2. Argumentacja ewolucjonistyczna: dowodzi zbyt wiele lub dowodzi niewłaściwej rzeczy. Kiedy naukowiec pochyla się nad probówkami usiłując stworzyć życie i wykazać, że mogło wydarzyć się przypadkowo, tak naprawdę dowodzi czegoś przeciwnego. Kogo on reprezentuje w swoim doświadczeniu? Odpowiedź jest jasna. Jest Duchem Świętym unoszącym się nad wodami. Nawet jeśli udałoby mu się stworzyć życie w laboratorium, nie byłoby to żadnym dowodem przeciwko stworzeniu. Przypuśćmy, że angielski naukowiec o nazwisku Smith przeprowadza eksperyment i następnie publikuje wyniki. W Ameryce inny naukowiec z nazwiskiem Jones, przeprowadza ten sam eksperyment, otrzymuje podobne wyniki, a następnie zwołuje konferencję prasową podczas której ogłasza, że Smith nigdy nie istniał. Zaskakującym dowodem na nieistnienie Smith’a ma być fakt, iż on, Jones, z powodzeniem skopiował jego osiągnięcia.

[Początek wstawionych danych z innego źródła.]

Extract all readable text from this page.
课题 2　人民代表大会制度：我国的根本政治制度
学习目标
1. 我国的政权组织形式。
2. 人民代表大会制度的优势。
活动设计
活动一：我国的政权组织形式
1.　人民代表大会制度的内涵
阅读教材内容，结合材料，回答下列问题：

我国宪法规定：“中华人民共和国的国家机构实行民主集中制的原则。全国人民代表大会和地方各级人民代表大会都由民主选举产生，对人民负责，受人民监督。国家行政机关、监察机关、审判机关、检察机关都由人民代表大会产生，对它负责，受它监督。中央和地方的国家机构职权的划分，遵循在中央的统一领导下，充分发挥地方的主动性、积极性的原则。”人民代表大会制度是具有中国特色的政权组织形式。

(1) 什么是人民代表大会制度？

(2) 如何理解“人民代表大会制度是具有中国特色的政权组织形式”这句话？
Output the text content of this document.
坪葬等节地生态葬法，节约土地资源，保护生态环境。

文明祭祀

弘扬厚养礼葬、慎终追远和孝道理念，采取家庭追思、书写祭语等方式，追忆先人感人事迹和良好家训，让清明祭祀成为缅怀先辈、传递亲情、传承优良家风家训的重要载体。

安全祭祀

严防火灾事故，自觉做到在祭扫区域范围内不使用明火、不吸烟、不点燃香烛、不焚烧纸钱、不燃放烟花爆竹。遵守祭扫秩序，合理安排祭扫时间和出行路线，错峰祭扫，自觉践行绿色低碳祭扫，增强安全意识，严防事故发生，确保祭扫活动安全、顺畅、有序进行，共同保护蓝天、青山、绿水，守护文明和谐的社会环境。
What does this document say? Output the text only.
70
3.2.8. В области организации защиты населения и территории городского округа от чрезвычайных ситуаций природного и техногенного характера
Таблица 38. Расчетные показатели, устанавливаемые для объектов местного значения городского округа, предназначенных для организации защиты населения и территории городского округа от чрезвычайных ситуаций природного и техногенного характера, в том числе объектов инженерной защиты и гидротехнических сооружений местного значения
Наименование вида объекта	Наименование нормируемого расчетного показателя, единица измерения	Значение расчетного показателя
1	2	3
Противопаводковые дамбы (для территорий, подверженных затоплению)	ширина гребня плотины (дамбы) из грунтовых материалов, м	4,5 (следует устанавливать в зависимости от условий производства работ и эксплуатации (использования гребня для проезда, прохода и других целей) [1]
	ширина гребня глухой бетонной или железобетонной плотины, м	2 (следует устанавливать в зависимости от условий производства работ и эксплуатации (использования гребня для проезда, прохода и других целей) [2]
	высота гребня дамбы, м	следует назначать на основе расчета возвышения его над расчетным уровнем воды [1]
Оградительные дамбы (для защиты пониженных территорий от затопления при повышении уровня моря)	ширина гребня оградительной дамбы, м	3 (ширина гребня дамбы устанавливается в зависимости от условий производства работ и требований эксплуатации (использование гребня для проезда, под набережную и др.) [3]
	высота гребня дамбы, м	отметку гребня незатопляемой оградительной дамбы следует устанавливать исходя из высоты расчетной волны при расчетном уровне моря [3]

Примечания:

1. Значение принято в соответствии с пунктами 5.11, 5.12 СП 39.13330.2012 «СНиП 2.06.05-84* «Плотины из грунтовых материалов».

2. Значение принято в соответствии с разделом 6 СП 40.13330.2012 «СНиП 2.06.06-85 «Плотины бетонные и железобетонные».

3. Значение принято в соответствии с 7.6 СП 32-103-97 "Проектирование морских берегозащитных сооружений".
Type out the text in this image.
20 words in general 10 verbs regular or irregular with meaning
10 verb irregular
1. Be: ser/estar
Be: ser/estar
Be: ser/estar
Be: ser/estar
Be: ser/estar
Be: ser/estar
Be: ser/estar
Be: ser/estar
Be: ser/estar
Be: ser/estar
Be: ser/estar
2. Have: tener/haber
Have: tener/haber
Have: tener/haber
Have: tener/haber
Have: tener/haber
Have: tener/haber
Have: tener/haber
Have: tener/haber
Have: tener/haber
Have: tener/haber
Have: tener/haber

I tak mądrość została usprawiedliwiona przez swoje dzieci.
3. Ekwiwokacja: czym jest informacja? Jak to się dzieje, iż wiemy jak rozpoznać informację kiedy szukamy pozaziemskich cywilizacji? Jednak nie potrafimy jej dostrzec kiedy widzimy łańcuch DNA?
4. Argumentacja strukturalna: Dobór naturalny prowadzący do „przeżycia najlepiej dostosowanych”, jest źle skonstruowaną hipotezą choćby dlatego, iż z zasady jest nieweryfikowalna. Ktokolwiek przeżyje jest najbardziej dostosowany – z definicji. Niech ktoś pokaże, iż możliwe jest coś przeciwnego. Czy możliwe jest by coś niedostosowanego przeżyło?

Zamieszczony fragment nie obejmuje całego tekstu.